Israel’s contentious nation-state law will be included in the national high school civics curriculum for the upcoming academic year, and will be one of the compulsory topics in the matriculation exam for graduating seniors, Channel 13 reported Thursday.
“Students will internalize the vision for the country, which includes Israel being the state of the Jewish people,” the Education Ministry said in its directive, according to the TV report.
The passage of the quasi-constitutional nation-state law last year enshrined Israel as the exclusive nation-state of the Jewish people, drawing protests from Druze and Arab minorities who said the legislation created official discrimination between Jews and non-Jews.

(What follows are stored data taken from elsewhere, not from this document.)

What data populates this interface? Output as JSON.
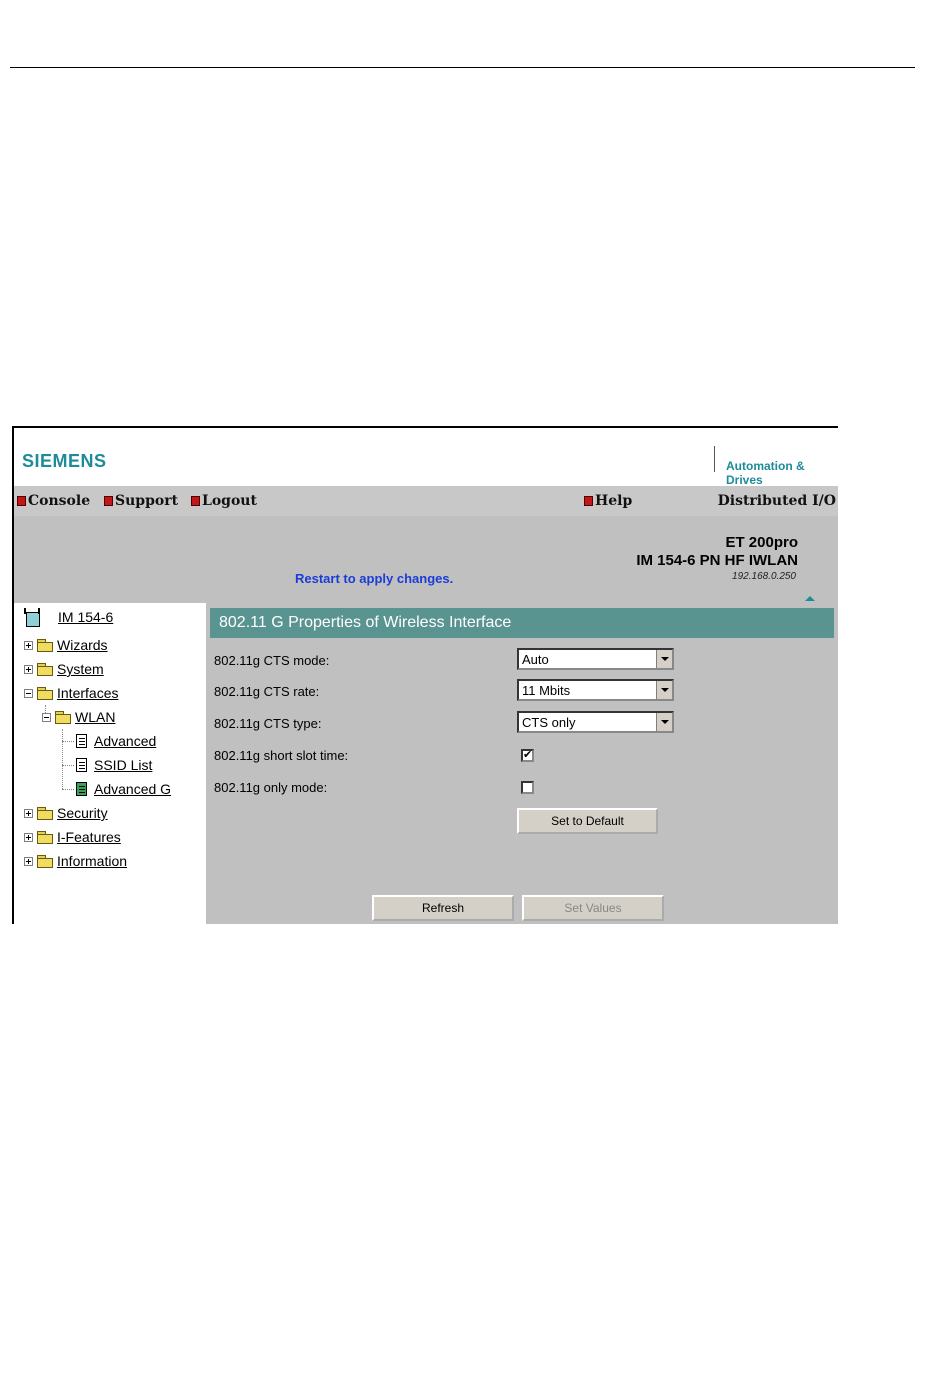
{
  "header": {
    "logo": "SIEMENS",
    "division": "Automation & Drives"
  },
  "menu": {
    "items": [
      {
        "label": "Console"
      },
      {
        "label": "Support"
      },
      {
        "label": "Logout"
      },
      {
        "label": "Help"
      }
    ],
    "product_line": "Distributed I/O"
  },
  "status": {
    "message": "Restart to apply changes.",
    "device_family": "ET 200pro",
    "device_model": "IM 154-6 PN HF IWLAN",
    "ip": "192.168.0.250"
  },
  "tree": {
    "root": "IM 154-6",
    "items": [
      "Wizards",
      "System",
      "Interfaces",
      "WLAN",
      "Advanced",
      "SSID List",
      "Advanced G",
      "Security",
      "I-Features",
      "Information"
    ]
  },
  "panel": {
    "title": "802.11 G Properties of Wireless Interface",
    "fields": {
      "cts_mode": {
        "label": "802.11g CTS mode:",
        "value": "Auto"
      },
      "cts_rate": {
        "label": "802.11g CTS rate:",
        "value": "11 Mbits"
      },
      "cts_type": {
        "label": "802.11g CTS type:",
        "value": "CTS only"
      },
      "short_slot": {
        "label": "802.11g short slot time:",
        "checked": true,
        "mark": "✔"
      },
      "only_mode": {
        "label": "802.11g only mode:",
        "checked": false
      }
    },
    "buttons": {
      "default": "Set to Default",
      "refresh": "Refresh",
      "set_values": "Set Values"
    }
  },
  "colors": {
    "brand_teal": "#1d8c99",
    "title_bar": "#5a9490",
    "status_text": "#1a3dd6",
    "panel_gray": "#c0c0c0"
  }
}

According to the report, teachers were told the topic could trigger “emotional difficulties” among students in certain communities.
Students will study the text of the law itself as well as the debate surrounding the legislation and read arguments for and against it.
Newly appointed Education Minister Rafi Peretz told Channel 13 in response that studying the law was important.
“I think it’s very important that the education system teach the national law that demonstrates our historical right as a sovereign people and constitutes a legal basis for the State of Israel as the nation-state of the Jewish people,” he said in a statement.
The nation-state law — which for the first time enshrined Israel as “the national home of the Jewish people” and says “the right to exercise national self-determination in the State of Israel is unique to the Jewish people” — sparked widespread criticism from Israel’s minorities and opposition, the international community, and Jewish groups abroad.
Critics argue that the legislation passed by the Knesset last July contravenes the basis of Israel’s legal system, as well as its Declaration of Independence, by enshrining inequality among its citizens.
It prompted particular outrage from Israel’s Druze minority, whose members — many of whom serve in the army — say the law’s provisions render them second-class citizens.
A group of Druze Israelis have filed a petition to the High Court of Justice seeking to have the law overturned, arguing it “creates race-based discrimination, excluding 20 percent of the nation’s citizenry and creating castes among Israeli citizens.” Along with the Druze petition, Arab and Bedouin leaders, rights groups, academics and opposition parties have also asked the court to strike down the law.
Last August, 50,000 people attended a Druze-led rally in Tel Aviv protesting the law, including top military and security officials. A similar, Arab-led rally against the law in Tel Aviv a week later drew 30,000 protesters.
The Netanyahu government maintains the law merely enshrines the country’s existing character, and that Israel’s democratic nature and provisions for equality are already anchored in existing legislation.